One of my most vivid memories of 9/11 was not the black smoke billowing up from the Pentagon a few miles to the north of my house. What still haunts me from that day and those immediately following was how perfectly blue, cloudless and empty was the sky above Washington DC. Empty of airplanes.
I lived just under the flight path to Reagan National Airport on the Potomac River. Except for a few hours overnight, the roar of jet engines sounded every few minutes over my house. You get used to it. It’s normal, reliable, consistent. When it disappears the silence is lovely – but weird.
Reagan National was closed for a number of days after 9/11 and because of the circumstances, it was weird and frightening. The empty blue sky that should have been glorious was somehow ominous.
Fast forward nine years to my current home in West London, once again, ironically under a flight path this time to Heathrow Airport, hub to global air travel and some of the biggest, loudest jetliners in the world.
For four days now, Heathrow’s been closed, along with the rest of the UK’s airports. This is not a man-made terror crisis. It’s mother nature. A plume of corrosive ash is wafting over the UK from the Eyjafjallajökull volcano in Iceland.
Out here in the west of the city, we can’t see any ash and we’ve been loving the quiet of the no-fly decree. Spring is finally here after a long cold rainy winter and this week the sky is blue, cloudless – and completely empty of airplanes. It’s weird. The sky looks so big. Tweeters and bloggers, including me , are commenting and posting pictures of our blue empty sky.
But it’s not ominous, like 9/11. Is it?
Or are we on the cusp of a slow-motion disaster – and an opportunity – that we are just being slow to awake to?
Eyjafjallajökull could keep erupting for months. The global economy is dependant on air travel. What is the impact on the island nation of Great Britain of an extended ban on air transportation?
Thousands of Britons are stranded overseas. Thousands of non-Brits are stuck here.
British agriculture and industry can’t export their goods.
Businesses dependent on imports – food, autos, industry – can’t get orders delivered.
Meanwhile, the three parties vying for power in the UK national elections to be held on May 6 seem to be ignoring the ash crisis, even though it is the burning issue in the blogosphere and twitterverse.
In the days since the UK’s airspace was closed, none of them have grasped it as a campaign issue.
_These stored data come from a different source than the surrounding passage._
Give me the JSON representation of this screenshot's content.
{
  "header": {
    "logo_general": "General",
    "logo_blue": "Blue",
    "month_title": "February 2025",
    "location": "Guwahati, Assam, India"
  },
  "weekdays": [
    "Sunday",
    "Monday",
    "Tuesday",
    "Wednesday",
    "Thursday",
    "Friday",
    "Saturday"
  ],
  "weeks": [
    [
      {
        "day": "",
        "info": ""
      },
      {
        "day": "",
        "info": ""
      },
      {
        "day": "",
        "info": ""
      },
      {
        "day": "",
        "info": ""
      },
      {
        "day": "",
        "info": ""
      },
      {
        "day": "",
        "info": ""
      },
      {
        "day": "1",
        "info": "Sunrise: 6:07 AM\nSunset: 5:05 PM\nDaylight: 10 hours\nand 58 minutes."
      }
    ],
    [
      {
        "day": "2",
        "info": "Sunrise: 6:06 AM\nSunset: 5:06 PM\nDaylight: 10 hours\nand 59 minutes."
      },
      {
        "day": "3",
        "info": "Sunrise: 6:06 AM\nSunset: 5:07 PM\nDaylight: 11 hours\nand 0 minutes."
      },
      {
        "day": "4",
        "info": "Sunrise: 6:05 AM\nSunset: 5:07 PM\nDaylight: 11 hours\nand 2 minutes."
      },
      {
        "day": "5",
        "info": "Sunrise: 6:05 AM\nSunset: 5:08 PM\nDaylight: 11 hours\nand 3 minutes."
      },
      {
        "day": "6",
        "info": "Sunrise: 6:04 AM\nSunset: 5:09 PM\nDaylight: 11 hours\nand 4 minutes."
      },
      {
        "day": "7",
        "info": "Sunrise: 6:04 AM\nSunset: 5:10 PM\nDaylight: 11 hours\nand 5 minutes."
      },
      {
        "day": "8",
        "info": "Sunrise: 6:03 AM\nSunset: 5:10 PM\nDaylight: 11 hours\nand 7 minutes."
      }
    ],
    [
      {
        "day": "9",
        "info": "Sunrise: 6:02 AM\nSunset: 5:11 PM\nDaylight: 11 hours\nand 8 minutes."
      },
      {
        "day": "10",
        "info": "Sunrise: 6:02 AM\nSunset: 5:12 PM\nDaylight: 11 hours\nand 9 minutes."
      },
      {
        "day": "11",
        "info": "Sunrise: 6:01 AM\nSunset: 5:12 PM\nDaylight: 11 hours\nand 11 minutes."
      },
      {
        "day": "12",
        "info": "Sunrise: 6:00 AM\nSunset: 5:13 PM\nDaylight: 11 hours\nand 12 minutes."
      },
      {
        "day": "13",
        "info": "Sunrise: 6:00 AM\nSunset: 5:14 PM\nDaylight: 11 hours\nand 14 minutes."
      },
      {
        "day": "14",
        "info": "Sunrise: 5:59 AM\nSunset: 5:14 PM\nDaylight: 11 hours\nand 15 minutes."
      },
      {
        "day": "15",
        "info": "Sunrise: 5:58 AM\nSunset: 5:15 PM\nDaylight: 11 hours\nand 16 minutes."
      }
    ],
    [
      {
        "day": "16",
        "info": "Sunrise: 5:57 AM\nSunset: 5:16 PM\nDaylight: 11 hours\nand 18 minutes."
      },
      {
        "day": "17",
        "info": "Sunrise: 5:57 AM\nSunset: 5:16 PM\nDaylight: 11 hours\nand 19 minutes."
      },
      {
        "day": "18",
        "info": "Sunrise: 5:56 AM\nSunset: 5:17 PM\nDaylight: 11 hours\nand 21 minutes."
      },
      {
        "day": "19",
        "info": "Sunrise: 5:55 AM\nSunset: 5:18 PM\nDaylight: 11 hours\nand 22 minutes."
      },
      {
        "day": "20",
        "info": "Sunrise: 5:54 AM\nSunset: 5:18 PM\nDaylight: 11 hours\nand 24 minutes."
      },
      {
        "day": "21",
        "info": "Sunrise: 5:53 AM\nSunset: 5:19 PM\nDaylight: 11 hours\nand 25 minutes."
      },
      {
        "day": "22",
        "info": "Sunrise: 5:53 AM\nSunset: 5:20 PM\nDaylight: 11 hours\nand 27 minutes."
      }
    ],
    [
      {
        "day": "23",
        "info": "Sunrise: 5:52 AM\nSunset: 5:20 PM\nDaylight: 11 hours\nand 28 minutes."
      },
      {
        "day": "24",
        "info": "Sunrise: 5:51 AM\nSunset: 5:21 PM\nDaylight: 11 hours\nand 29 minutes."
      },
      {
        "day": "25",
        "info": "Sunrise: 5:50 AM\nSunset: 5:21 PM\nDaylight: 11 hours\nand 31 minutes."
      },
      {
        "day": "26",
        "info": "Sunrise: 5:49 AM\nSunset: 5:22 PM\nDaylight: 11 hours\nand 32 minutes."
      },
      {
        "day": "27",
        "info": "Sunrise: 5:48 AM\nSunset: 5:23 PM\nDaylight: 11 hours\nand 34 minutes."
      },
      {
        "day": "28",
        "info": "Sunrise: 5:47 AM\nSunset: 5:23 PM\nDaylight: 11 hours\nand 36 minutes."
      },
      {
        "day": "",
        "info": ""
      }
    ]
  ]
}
Prime Minister Gordon Brown has addressed it only as the leader of government, saying he is working to get the airspace opened again “as soon as possible.”
But what if this is this a tipping point for global commerce and for transportation technology?
Will a prolonged hit to our ability to use air travel spur the invention of new ways to travel? Faster oceanic cargo delivery maybe? Sub-space travel the goes up and over the normal 18,000 to 33,000 foot jet highways? A return to greater use of rail? More tunnels like the Chunnel?
And the global economy. Will the “buy local” movement become a necessity and not an option any more?
The BBC today has a nice piece on how volcanic activity has had history-making impact in the past.
Beyond that not much is being said this beautiful spring weekend about the long term impact of the ash crisis. Perhaps it will blow over while we are enjoying these beautiful quiet empty skies.